The downside of the delays are increased litigation fees and expenses.  Attorneys have time to investigate more facts or file more motions.  We have a summary judgment motion that was filed in the summer of 2019 but hasn’t been ruled upon because of the shutdown.  In that time period, the plaintiff worked feverishly to dredge up new facts to justify an amended opposition.  This will inevitably require amended reply briefs from our office with additional factual investigation and legal research.  Some of our cases have higher costs now because they weren’t resolved in the typical pre-Covid timeframe. 

One positive note is the flexibility of the legal profession to innovate in these times.  We have found new ways to communicate with clients over Zoom so that we can still make a personal connection without travelling.  Attorneys and staff discovered that we can work from almost anywhere as long as you can connect to the internet.  We think that at least some of the changes to the legal profession from COVID will be permanent such as remote attendance at many depositions, court conferences, some mediation hearings.  However, everyone is looking forward to some return to a “New Normal” with some opportunity for in person contact with our clients, other attorneys, judges and juries.

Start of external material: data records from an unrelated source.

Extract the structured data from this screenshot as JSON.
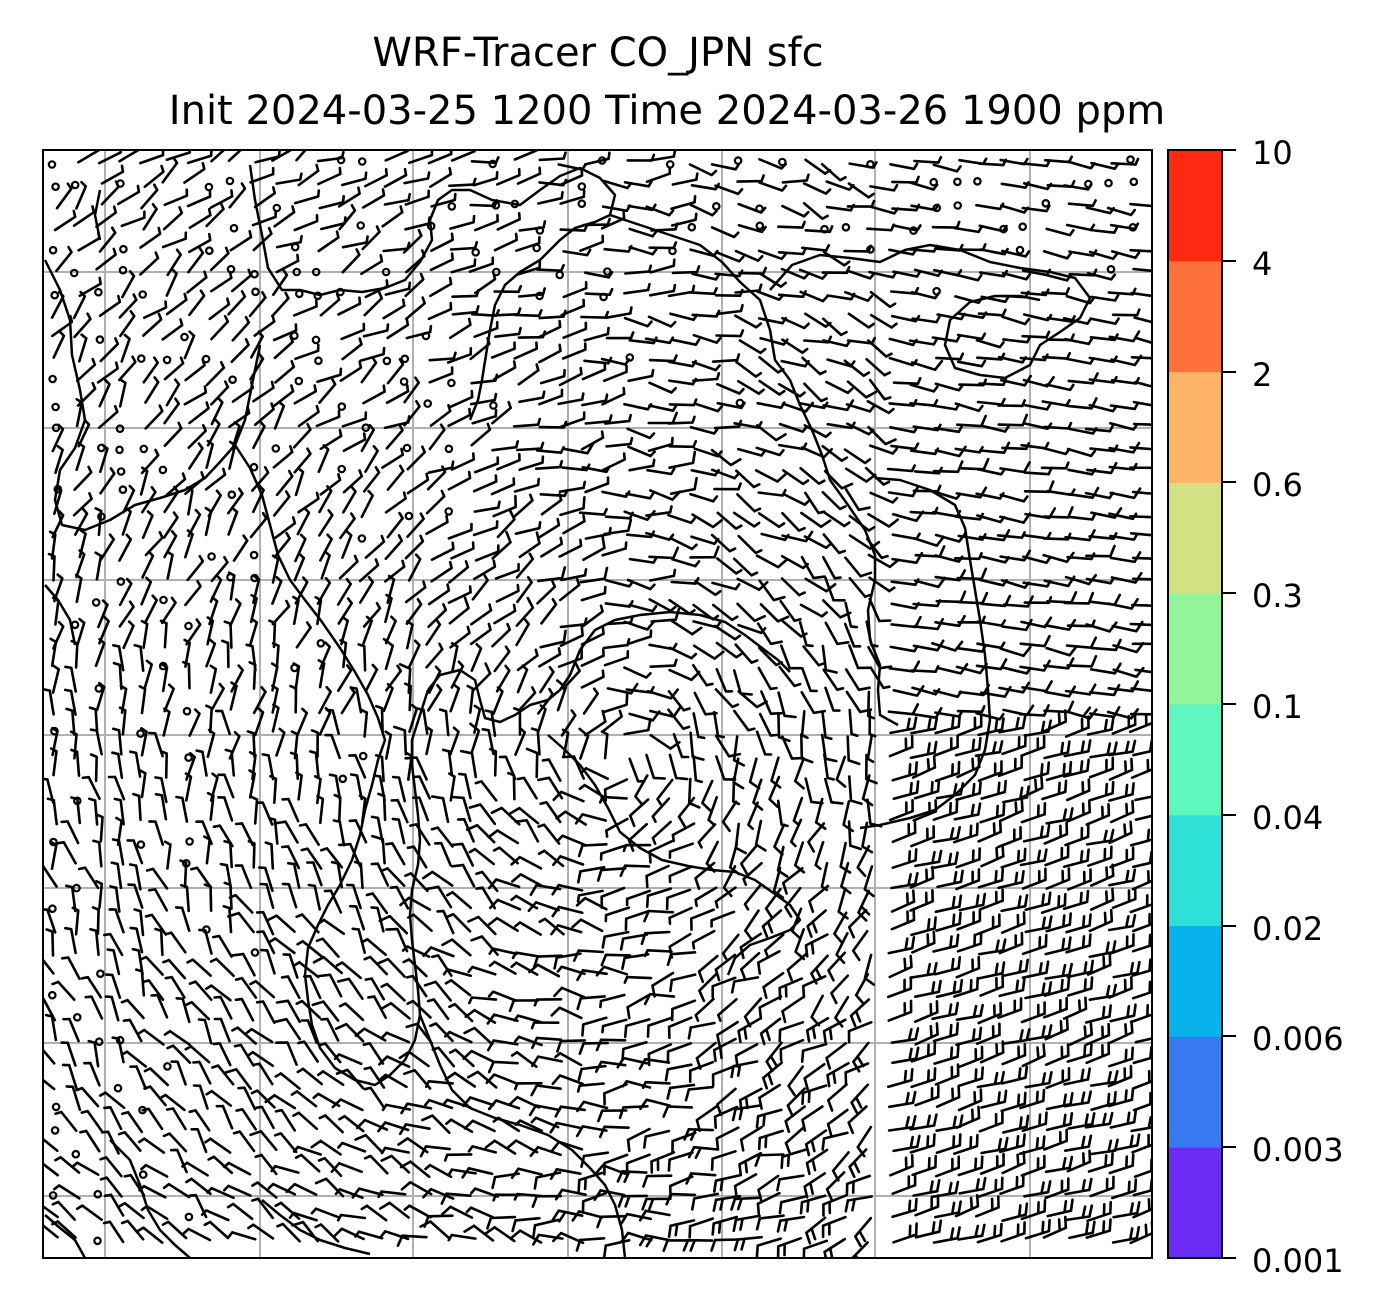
{
  "title": {
    "line1": "WRF-Tracer CO_JPN sfc",
    "line2": "Init 2024-03-25 1200 Time 2024-03-26 1900 ppm"
  },
  "colorbar": {
    "levels": [
      "0.001",
      "0.003",
      "0.006",
      "0.02",
      "0.04",
      "0.1",
      "0.3",
      "0.6",
      "2",
      "4",
      "10"
    ],
    "colors": [
      "#6a2cf5",
      "#3a78f0",
      "#08b2ea",
      "#2ee0d6",
      "#5ef7c0",
      "#92f59a",
      "#d2e184",
      "#feb466",
      "#ff713a",
      "#ff2810"
    ]
  },
  "map": {
    "background": "#ffffff",
    "gridline_color": "#b0b0b0",
    "coastline_color": "#000000",
    "wind_symbol": "wind-barb-icon"
  }
}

In March of 2020, the COVID-19 shutdown at first looked like an existential threat to traditional practice of litigation law firms.  During the past surreal year of the pandemic, the courts and the bar have adjusted and managed to push through these challenges.  Now, with the increasing availability of the Covid vaccines and light “at the end of the tunnel”, the profession should come out of it stronger and more efficient than it was before.  Thankfully, we have survived the past year and we are all eagerly awaiting to return to the “New Normal”.